Au fil des pages, j’ai redécouvert le politique qu’en tant que chiraquienne membre de l’association Avec le Président Chirac je connaissais déjà bien, et découvert l’homme, à travers cet ouvrage sincère, dévoré en une seule nuit. Non pas au sens de son intimité –Jacques Chirac reste dans ses mémoires aussi réservé et secret qu’il l’a toujours été- mais au sens de son action pour la France et le monde. Si je le savais déjà un grand homme d’Etat, j’ai pu apprécier ce qui est à mon sens sa plus grande qualité, à savoir le profond humanisme d’un homme épris d’universalité. Un objectif personnel qu’il poursuit aujourd’hui à travers la Fondation Chirac, destinée à favoriser un développement durable et prévenir les conflits.

Sarko : de la sécurité en politique à l’insécurité politique

Ce lundi 23 août marque la rentrée politique en France. A deux jours du prochain conseil des ministres, nombreux sont les politiques à reprendre la parole dans les médias. Le Monde publie aujourd’hui pas moins de trois tribunes, toutes à charge contre la dérive sécuritaire de Nicolas Sarkozy.
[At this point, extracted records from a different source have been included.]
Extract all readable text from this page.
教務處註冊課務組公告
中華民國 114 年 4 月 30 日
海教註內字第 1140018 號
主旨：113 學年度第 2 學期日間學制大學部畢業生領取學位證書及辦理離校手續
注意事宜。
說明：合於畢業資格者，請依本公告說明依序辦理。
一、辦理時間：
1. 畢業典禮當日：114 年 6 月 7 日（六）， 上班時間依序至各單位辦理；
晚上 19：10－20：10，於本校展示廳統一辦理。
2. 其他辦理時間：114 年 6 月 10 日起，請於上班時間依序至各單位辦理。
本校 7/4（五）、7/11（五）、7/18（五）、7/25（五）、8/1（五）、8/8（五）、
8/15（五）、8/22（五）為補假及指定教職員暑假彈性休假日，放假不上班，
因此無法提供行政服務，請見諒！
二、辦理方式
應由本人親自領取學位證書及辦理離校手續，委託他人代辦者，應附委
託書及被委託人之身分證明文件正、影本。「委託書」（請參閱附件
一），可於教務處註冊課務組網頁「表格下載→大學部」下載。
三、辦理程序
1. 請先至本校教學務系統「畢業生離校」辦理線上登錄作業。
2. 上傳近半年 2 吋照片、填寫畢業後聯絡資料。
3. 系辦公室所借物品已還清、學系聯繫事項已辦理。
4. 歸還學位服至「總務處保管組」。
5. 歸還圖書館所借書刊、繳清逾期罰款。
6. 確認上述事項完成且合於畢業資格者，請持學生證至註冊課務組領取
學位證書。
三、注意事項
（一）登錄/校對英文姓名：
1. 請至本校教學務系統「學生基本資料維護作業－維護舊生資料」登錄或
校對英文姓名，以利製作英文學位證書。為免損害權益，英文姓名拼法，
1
Ce matin, Dominique de Villepin réagit très fortement, dans une tribune au Monde, s’indignant de la « tache de honte sur notre drapeau » et de la « Faute morale, faute collective commise en notre nom à tous, contre la République et contre la France. » Estimant que « Se taire, c’est déjà être complice », il appelle au « devoir à remplir pour tous les républicains de France, face à l’hydre qu’un président et ses courtisans voudraient réveiller au fond de chacun de nous, face à la tache qui menace de flétrir l’idée même que nous nous faisons de la France. Un devoir de refus. Un devoir de rassemblement. Un devoir de courage politique pour préparer l’alternative républicaine qui s’impose. Un devoir que nous devons assumer tous ensemble, aussi longtemps qu’il faudra, avec toute l’énergie qu’il faudra.» Autour de lui il s’entend. Ou comment lancer la rentrée politique de son mouvement République Solidaire… Reste à concrétiser par des propositions afin de construire cette alternance à laquelle il appelle, et 2012 deviendra peut être une ligne de mire pour le hérault de la République.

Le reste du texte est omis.